Lougheed Highway‘s role in bringing rapid transit to Maple Ridge is as murky as the road itself on a winter night.
The city considers the Lougheed as its rapid-transit corridor, but so far, it’s just a line on a map in a decade-old document.
City engineer Dave Pollock cites a 2007 study that identifies the road as the main corridor for SkyTrain or light rail, if and when one of those systems reaches this far.
But that study is a general overview only and there still is no established right of way down Lougheed – dotted by empty and cleared lots and development and for-sale signs entering the downtown heading east – for any type of rapid transit system.
“It’s fair to say, there’s no protected corridor at this time,” Pollock said.
The type of transportation used will play a large role in deciding how much room is required, and if space for that exists on the highway.
“It really depends on the nature of the technology you’re going to use,” Pollock said.
Still, at 31 metres wide, there is some room on Lougheed.
“It’s a wider right of way, but even with that, there are constraints.”
Pollock said TransLink, the Ministry of Transportation and Infrastructure would have to evaluate the entire Lougheed corridor – access points, intersections, driveways and business impacts, from downtown Maple Ridge through to Pitt Meadows.
At the same time, the ministry has to ensure the highway can still move vehicles and goods between B.C. cities.
An elevated SkyTrain system would have less impact on the road, he added.

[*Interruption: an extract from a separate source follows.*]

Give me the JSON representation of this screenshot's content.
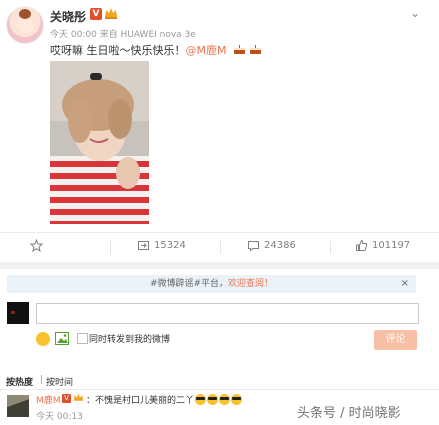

Coun. Gordy Robson has been pushing to create such a corridor for more than a decade, As mayor in 2006, he proposed that the B.C. Hydro powerline corridor on the south side of Lougheed Highway be dedicated for a light rail system from Port Coquitlam to Pitt Meadows, as far as 200th Street.
But that could require B.C. Hydro burying the lines, which would cost millions per kilometre.

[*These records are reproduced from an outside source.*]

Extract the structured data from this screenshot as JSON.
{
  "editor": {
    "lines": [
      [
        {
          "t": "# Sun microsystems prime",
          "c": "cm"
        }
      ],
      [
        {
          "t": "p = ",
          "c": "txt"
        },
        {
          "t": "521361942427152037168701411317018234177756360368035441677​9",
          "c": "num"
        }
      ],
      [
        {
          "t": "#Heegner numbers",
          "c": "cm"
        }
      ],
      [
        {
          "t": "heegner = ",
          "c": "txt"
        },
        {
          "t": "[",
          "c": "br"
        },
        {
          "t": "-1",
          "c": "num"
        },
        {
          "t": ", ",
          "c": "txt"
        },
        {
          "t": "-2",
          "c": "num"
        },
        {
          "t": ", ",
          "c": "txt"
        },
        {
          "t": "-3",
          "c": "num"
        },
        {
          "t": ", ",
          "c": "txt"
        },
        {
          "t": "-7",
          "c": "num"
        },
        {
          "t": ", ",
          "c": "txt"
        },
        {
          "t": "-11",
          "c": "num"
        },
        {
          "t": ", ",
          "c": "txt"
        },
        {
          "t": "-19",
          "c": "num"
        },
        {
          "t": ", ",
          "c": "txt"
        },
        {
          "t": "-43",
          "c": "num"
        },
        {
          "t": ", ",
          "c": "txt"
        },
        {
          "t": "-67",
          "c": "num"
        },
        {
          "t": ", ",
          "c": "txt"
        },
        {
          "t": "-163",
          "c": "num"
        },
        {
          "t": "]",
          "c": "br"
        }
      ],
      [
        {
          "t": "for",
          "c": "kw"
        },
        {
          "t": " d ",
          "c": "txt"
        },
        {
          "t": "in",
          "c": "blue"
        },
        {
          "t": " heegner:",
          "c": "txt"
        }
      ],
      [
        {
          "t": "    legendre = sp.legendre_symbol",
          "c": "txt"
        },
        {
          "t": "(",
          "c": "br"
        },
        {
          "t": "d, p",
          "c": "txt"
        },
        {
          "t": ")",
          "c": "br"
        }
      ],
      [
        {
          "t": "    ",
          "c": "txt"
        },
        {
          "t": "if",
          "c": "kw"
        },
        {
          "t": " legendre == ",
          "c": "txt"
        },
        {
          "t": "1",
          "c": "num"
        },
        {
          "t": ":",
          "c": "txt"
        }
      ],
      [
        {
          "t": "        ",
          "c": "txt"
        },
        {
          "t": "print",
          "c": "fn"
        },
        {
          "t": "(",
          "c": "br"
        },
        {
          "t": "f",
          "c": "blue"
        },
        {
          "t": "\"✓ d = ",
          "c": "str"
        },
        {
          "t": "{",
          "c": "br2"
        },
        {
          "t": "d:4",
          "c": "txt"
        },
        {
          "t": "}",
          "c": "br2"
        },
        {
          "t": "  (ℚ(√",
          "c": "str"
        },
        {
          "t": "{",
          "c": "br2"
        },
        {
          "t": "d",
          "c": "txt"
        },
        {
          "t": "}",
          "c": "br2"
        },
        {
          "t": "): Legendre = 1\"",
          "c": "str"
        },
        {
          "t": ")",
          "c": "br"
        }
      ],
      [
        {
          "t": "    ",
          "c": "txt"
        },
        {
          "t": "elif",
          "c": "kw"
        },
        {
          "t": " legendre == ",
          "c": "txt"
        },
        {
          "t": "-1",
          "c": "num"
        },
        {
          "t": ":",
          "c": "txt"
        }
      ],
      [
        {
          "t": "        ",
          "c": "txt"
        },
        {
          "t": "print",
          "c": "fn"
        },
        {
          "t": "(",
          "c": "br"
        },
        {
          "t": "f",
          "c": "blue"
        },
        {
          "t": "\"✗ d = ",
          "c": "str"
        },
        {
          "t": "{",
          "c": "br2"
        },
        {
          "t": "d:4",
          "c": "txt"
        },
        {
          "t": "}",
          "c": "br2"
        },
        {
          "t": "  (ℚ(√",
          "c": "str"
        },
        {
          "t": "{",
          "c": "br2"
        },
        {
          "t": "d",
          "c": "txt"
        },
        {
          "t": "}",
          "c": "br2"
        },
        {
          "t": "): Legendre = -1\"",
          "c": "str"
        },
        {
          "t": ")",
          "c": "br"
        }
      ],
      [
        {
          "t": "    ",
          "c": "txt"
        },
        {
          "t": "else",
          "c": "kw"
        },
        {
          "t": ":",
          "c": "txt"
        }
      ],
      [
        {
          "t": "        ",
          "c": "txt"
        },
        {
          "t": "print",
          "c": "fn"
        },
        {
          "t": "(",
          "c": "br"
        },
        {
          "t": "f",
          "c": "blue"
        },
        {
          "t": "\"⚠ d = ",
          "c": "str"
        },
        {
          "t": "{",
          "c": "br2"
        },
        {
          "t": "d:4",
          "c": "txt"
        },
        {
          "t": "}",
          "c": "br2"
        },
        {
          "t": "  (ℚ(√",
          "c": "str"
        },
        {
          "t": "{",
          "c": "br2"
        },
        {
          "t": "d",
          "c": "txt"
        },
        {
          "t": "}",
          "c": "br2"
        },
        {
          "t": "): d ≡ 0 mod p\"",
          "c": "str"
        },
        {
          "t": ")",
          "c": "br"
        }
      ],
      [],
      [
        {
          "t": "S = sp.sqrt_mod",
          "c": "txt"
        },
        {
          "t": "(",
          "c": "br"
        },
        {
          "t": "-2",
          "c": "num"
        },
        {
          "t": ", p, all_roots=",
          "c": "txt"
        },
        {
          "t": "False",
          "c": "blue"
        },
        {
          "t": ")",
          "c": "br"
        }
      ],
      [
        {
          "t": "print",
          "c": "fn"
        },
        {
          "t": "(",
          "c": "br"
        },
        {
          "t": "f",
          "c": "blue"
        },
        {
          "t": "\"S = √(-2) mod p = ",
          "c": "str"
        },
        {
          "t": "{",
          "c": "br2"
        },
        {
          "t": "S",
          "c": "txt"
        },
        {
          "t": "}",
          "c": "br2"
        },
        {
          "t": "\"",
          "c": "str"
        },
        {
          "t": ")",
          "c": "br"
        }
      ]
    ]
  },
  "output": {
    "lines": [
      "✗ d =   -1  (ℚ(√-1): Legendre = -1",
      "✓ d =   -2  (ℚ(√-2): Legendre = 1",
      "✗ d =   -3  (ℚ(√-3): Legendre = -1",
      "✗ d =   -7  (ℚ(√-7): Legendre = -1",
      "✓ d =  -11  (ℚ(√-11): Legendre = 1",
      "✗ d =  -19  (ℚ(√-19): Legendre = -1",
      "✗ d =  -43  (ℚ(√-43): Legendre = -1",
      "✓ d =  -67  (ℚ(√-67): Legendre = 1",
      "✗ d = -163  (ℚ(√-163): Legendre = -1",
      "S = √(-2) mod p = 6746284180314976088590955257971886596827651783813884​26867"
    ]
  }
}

“It will be tight, but it’s doable,” Robson said.
In the Maple Ridge section, from 200th Street to downtown, Robson said there should also be enough room for rapid transit on the south side of Lougheed.
He’d also like to see any new buildings along the south side of Lougheed to be set back farther south, just in case a rapid transit line needs more frontage.
“If we know where it’s going, we should be protecting the corridor. That’s the kind of planning we should be doing.”
He hopes TransLink’s current task of trying to find room for B-Line stops on the highway will drive home the need for protecting the Lougheed corridor.
Pollock, though, said that as new developments occur on Lougheed, the future needs of the road are required.
Coun. Bob Masse said city engineers should determine the future potential of the highway.
“It might have that capacity. That’s a good question for engineers to figure out.
“I think that’s hugely important that everything we’re doing now is anticipating we’re going to have another 50,000 people here.”
Maple Ridge council wants the highway, between 222nd and 200th streets, improved, starting with a better design for the planned intersection improvements at 222nd Street and the Haney Bypass.
Council had started that discussion just a few days before 32-year-old Tassis Vix was killed while when hit by a car along the highway close to the downtown area on April 12.
Masse pointed out that five years ago, the city asked the ministry if it planned any esthetic improvements to Lougheed. The city was told there are none.
For Coun. Tyler Shymkiw, the key to an improved Lougheed will be the 222nd Street intersection and the B-Line bus.
“But the engineering around an LRT, I think we’re a ways from that. You don’t know … is it going to be in the air? Is it going to be on the ground? I’m not too worried about that aspect because I think there are a number of options there.
“We need to hopefully put the work in now, instead of building on our transportation corridors, to figure that out.”
Coun. Craig Speirs agrees that Lougheed is Maple Ridge’s rapid transit corridor “by default.” But he sees the B-Line system, starting in September 2019, running from the Haney Place exchange into Coquitlam Central, as sufficing for another 20 years until Maple Ridge’s population increases.
“I don’t think it [rapid transit] will happen anytime soon.”